Why do you run?
I asked myself this question several times while I was running my first 10-mile race on a brisk, spring day along the shores of Lake Erie.
When I looked around at the hundreds of people around me, I also wondered what their reasons for running were. If I would have had a pen and pad of paper with me, I would have been writing all of my reasons down.
Instead, I was trying to memorize them.
The following are a few of the reasons I came up with.
I run to fight being in my 40’s. I run to prove to myself that I can do it. I run because I made a promise to two girlfriends, who also ran with me, that I would complete the race. I run because it keeps me on track and helps me lead a healthy lifestyle.
But overall, the main reason I run, is in memory of my younger sister Amy, who died at age 40.
She died of an accidental prescription drug overdose. For the majority of her adult life, she was addicted to drugs and alcohol. She cheated death at least five times (that I know of). Once, she overdosed and ended up on a ventilator. We didn’t think she would make it, but somehow she survived.
She left the hospital and vowed to change her life. She promised us she would stay sober.
She wanted sobriety so badly, but was only able to maintain it for short periods of time. When she was sober, she was a dynamo. She had the personality of five people put together and enough love in her heart for an entire group of people. Anyone who was lucky enough to know her, knew she would make them laugh. She always did.
But in the back of my mind, I knew we would have to bury her some day in the near future. I just didn’t know how hard it would be, how long the sadness would last and how it would have a devastating domino effect on my entire family.
When I worked at the newspaper, I thought of Amy every time I heard a dispatcher describe a drug overdose on the police scanner that was always on full blast in the middle of the newsroom. When the call hit me hard enough, I would immediately get tears in my eyes and sneak off to the bathroom. I kept thinking how I knew someone had just overdosed and may be dead even before their own family knew.
Most recently, I think of her whenever a city holds a forum on drugs and alcohol. I would like to attend one of those forums and explain to anyone there who is addicted to drugs and/or alcohol that they are tearing up every member of their family. I would like to share the story of what it was like to look through my best dresses to find one to bury my sister in. I want to explain to them what it was like to painstakingly write a eulogy.
I would like to look them in the eyes and ask them to stop being so selfish. I would like to challenge them to take control of their lives, not just for themselves, but for everyone around them who desperately loves them and wants to see them succeed.

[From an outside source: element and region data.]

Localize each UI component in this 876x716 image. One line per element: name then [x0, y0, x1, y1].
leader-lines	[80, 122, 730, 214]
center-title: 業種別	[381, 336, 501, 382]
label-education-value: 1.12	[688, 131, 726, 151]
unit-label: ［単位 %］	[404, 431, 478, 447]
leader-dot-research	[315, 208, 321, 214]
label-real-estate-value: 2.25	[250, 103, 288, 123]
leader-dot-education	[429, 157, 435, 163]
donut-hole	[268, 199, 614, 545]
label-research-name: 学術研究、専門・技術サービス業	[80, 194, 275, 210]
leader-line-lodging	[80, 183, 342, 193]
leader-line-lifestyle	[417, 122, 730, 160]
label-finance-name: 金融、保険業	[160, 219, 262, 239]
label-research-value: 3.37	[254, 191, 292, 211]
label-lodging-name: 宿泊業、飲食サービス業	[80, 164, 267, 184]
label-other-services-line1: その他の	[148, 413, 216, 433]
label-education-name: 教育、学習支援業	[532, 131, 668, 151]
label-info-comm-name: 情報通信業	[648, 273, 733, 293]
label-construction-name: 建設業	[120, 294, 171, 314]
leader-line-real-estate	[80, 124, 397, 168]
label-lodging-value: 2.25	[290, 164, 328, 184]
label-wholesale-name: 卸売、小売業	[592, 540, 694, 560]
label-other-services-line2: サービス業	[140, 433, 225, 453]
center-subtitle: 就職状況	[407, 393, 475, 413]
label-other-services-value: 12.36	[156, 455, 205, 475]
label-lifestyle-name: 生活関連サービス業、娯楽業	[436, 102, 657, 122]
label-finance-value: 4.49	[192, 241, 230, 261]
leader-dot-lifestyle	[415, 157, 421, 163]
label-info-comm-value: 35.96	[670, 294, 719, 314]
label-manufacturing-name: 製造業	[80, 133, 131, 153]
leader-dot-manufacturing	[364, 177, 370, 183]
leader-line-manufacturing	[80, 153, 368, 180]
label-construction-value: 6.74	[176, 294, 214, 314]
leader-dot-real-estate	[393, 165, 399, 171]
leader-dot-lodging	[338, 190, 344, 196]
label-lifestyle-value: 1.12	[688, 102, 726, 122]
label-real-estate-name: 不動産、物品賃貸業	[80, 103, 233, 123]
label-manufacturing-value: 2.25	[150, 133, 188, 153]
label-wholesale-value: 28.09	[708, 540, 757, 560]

This is what I want, but in reality, addiction to drugs and/or alcohol is a disease that is more complex than I can handle.
According to www.drugabuse.gov, drug addiction is “a complex disease, and quitting takes more than good intentions or a strong will.” Drugs change the brain in ways that “foster compulsive drug abuse,” making quitting difficult, even for those who are ready to do so.
On the Alcoholics Anonymous website, www.aa.org, it states that alcoholism is “a disease that is no respecter of age, sex, creed, race, wealth, occupation or education. It strikes at random.” It goes on to state that anyone can become an alcoholic. Because of this, AA invites anyone who wants to stop drinking to join their organization.
While I’ve never attended a drug forum for fear of breaking down, I did attend a few AA meetings with my sister to support her. The meetings were intense and difficult to sit through. But I could tell the meetings were lifesaving for the people there.
I may be addicted to running, but I thank God I am not addicted to drugs or alcohol.
The combination of the two led to the death of one of my four siblings.
That’s why I run, so I can move past the pain and push toward the future. I run because it fills me with feel-good endorphins and makes me realize I can accomplish anything in any area of my life.
I know the pain will always be there, but I won’t let it run me.